In Siran’s view, things are different this time because the magnitude of the decline in 2018 is much greater than past declines, those losing money this time around are newcomers to the space who will be quick to exit, and bitcoin futures products did not previously exist for miners.

These three points are put together by Siran to tell one story, which is that the vast majority of the hashrate is currently controlled by newcomers to the bitcoin space who are only interested in short-term profits (powered by the futures markets) and they won’t be able to continue mining at a loss because the magnitude of those losses will be much greater than losses miners operated at in the past (due to the historically high nominal price swings).

First of all, the futures market bit isn’t true. Miners have been able to hedge against bitcoin price volatility risk since at least 2013.

In terms of the magnitude of this most recent bubble, yes it was larger than past bubbles on a nominal basis; however,, it should be remembered that — as already explained — the death spiral scenario only begins to take shape if everyone decides to shut off their mining equipment at roughly the same time.

Bitcoin’s network hashrate expanded from 5 exahashes per second to 60 exahashes per second over the past year and a half, but the hashrate has already declined back down to 37 exahashes per second. Some mining operations, such as GigaWatt, have already gone bankrupt, but different mining operations have different assumptions regarding the bitcoin price built into their business plans.

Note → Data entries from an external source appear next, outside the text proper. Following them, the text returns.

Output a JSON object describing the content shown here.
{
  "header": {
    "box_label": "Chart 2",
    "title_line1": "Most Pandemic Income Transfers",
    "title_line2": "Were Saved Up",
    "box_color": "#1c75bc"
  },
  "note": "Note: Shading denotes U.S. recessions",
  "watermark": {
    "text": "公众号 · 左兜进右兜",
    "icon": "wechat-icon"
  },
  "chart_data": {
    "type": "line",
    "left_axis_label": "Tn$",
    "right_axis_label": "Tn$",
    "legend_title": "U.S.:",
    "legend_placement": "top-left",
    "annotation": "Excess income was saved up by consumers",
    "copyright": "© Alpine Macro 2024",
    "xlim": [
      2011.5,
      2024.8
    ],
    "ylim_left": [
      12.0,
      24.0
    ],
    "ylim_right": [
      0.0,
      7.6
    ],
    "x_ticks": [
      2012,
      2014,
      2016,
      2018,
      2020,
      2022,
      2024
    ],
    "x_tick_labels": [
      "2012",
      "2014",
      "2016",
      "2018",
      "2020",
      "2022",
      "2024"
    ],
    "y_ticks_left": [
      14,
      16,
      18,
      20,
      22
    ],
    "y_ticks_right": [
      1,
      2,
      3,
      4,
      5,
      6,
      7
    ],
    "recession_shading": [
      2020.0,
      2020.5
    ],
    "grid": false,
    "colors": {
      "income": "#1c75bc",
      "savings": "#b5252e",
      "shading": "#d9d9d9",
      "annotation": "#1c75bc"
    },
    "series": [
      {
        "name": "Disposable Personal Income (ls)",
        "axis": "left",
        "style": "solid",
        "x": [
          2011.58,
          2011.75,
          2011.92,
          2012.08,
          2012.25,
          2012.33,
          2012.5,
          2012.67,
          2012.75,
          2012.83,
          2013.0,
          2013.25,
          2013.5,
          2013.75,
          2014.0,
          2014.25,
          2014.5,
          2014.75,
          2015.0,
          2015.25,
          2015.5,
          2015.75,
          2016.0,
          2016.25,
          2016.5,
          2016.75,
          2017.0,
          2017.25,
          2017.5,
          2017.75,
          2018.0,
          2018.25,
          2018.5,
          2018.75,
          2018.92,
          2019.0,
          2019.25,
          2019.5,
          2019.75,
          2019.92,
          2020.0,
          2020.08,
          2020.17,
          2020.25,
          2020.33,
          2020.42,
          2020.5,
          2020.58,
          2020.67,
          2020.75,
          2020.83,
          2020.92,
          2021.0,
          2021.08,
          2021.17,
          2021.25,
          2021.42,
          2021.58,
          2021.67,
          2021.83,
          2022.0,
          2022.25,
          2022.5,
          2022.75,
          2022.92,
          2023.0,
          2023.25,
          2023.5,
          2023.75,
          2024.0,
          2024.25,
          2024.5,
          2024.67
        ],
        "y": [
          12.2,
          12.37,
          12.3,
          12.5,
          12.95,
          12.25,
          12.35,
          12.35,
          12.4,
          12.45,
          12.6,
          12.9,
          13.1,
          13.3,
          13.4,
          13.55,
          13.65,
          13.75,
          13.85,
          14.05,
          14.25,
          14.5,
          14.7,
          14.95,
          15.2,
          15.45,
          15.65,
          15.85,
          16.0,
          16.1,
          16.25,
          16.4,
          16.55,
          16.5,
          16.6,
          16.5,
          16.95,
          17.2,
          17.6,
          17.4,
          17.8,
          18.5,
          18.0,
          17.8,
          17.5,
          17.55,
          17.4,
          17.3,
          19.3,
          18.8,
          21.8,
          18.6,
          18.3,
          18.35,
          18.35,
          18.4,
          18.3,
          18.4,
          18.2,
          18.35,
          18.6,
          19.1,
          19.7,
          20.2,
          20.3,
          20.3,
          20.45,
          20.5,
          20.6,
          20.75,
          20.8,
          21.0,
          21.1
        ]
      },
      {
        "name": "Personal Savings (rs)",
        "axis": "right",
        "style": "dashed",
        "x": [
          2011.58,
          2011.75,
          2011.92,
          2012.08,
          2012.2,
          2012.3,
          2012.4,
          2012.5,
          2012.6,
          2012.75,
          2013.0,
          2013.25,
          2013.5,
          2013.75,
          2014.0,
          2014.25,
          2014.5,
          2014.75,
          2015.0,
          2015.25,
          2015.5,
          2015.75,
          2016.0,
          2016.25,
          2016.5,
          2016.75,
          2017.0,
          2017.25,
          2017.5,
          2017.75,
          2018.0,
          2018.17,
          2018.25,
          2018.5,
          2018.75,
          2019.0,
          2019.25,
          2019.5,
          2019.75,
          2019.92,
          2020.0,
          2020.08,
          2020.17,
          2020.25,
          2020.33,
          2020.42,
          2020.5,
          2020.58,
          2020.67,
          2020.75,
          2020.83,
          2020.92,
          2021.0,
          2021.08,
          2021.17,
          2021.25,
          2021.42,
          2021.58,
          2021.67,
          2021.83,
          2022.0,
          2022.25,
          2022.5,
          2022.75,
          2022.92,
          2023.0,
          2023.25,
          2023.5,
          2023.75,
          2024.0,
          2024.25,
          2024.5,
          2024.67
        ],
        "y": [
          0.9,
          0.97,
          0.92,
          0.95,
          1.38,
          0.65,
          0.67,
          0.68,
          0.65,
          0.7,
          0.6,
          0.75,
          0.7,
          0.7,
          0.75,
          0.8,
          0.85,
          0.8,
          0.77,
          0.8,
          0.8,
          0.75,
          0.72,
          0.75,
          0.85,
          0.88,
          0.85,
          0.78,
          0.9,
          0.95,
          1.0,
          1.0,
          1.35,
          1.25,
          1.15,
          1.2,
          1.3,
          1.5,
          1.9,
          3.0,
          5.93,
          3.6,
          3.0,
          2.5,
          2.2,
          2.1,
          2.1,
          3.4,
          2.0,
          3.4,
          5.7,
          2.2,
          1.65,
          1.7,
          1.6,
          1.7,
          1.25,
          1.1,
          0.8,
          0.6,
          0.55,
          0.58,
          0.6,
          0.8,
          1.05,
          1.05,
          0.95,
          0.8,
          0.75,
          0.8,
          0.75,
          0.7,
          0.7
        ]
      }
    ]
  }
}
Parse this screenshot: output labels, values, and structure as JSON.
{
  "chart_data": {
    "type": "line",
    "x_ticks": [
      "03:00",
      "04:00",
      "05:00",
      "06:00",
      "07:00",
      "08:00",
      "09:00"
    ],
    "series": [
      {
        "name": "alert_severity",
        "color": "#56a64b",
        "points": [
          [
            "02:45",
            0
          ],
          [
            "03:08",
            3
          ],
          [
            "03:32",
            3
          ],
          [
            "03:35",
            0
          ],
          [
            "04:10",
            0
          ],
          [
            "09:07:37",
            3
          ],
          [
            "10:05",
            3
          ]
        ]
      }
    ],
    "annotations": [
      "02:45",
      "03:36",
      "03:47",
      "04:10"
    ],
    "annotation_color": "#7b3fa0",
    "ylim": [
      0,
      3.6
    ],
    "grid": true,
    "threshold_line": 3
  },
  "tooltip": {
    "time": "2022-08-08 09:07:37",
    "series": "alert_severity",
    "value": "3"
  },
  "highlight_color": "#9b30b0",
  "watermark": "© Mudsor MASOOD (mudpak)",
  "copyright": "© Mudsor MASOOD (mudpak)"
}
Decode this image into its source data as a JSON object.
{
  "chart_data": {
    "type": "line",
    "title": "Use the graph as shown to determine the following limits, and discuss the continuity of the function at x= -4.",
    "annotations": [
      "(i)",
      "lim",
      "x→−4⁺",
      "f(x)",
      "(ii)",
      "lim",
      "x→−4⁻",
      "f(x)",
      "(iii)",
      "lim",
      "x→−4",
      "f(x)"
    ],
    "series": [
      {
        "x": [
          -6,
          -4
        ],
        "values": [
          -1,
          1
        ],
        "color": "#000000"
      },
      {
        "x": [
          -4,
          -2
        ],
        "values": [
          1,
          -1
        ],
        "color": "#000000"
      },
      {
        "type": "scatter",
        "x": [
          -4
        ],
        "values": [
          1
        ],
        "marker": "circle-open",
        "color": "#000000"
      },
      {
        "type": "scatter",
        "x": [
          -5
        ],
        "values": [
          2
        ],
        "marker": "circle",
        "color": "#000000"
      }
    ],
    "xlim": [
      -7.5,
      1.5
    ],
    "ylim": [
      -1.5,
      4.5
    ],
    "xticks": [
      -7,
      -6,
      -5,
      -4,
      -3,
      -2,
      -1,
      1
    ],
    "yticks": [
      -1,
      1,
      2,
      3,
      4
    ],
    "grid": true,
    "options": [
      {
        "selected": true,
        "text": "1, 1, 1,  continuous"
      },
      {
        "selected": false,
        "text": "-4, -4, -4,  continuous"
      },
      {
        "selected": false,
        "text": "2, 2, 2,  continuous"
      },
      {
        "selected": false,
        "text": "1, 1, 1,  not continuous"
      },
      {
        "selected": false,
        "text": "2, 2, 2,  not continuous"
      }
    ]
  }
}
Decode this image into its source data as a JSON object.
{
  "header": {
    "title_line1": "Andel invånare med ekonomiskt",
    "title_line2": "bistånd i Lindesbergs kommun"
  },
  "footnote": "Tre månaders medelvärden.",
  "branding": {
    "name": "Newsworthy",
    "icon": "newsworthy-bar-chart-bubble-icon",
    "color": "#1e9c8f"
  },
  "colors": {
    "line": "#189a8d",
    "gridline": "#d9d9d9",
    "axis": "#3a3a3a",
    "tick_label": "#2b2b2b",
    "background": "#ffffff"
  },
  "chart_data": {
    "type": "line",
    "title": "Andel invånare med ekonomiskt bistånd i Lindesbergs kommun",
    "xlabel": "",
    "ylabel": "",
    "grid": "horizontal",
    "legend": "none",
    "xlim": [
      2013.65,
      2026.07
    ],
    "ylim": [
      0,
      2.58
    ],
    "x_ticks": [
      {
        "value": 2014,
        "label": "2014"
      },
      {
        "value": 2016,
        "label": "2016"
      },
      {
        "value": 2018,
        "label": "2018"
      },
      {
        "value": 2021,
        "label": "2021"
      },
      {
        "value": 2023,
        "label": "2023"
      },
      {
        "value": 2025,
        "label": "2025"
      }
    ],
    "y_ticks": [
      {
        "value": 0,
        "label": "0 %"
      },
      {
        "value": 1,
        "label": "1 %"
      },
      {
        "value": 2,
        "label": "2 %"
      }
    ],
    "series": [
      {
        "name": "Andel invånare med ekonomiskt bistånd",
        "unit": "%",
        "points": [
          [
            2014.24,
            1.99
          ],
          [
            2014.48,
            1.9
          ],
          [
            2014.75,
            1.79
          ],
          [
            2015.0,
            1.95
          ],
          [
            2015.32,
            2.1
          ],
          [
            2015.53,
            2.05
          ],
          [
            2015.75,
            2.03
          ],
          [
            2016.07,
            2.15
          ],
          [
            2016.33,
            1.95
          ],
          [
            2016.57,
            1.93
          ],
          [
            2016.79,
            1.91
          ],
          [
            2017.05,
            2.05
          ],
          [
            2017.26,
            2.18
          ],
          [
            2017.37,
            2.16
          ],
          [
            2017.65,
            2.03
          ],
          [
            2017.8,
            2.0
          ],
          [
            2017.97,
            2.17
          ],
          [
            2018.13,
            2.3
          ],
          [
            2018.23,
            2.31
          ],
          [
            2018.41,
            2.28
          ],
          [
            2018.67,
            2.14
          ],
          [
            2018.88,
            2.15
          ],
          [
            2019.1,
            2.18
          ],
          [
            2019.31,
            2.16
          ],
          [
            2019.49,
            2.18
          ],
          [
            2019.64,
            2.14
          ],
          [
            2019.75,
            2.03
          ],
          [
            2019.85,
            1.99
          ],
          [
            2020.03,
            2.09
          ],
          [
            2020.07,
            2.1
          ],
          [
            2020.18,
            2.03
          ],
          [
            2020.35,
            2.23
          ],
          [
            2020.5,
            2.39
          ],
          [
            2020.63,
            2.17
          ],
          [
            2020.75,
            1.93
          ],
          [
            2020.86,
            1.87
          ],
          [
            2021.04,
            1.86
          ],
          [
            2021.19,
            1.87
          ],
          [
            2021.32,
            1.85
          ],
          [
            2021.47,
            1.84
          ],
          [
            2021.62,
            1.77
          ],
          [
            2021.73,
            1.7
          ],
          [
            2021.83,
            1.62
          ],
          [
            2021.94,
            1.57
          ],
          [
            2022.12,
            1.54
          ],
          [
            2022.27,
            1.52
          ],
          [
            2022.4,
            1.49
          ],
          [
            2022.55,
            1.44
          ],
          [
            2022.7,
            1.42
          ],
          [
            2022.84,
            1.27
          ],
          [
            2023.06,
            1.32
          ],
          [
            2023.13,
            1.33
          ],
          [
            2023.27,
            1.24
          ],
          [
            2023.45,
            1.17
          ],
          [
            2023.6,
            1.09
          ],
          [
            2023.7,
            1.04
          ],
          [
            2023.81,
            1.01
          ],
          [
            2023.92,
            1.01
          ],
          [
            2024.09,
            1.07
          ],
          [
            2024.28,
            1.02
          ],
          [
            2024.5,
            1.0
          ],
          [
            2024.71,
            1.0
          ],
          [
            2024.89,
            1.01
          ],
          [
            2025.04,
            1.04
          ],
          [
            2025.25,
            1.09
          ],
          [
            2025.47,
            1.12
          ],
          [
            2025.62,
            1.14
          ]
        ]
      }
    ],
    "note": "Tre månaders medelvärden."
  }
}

It must also be remembered that as some mining operations go offline, the mining operations that remain online become more profitable after the next difficulty adjustment because there is less competition for mining blocks. In other words, a miner’s break-even point could move from $3,000 to $1,500 if half of the network hashrate goes offline.

Of course, pretty much every business plan is destroyed if the bitcoin price falls far enough fast enough, but the sort of price drop Sarin is predicting would be epic even by bitcoin’s standards. If such a price drop did occur, Bitcoin may have already failed for some other reason.

While Sarin may even be correct in saying that the current environment may make it more likely that there is a dramatic decline in hashrate, it’s sort of like pointing out that you’re more likely to get struck by lightning than win the lottery.

It should also be noted that bitcoin mining is generally a long-term investment involving the initial purchase of hardware, long-term electricity contracts, and other upfront costs. Some miners might be more trigger happy than others when it comes to turning off their equipment, but everyone isn’t going to get up and leave at the same time — and again, that is the most important point when it comes to declines in hashrate not leading to death spirals.

There are other pieces of nonsense trickled throughout Sarin’s article, such as saying the bitcoin price is mostly driven by the cost of mining, but that and other topics are out of the scope of this article.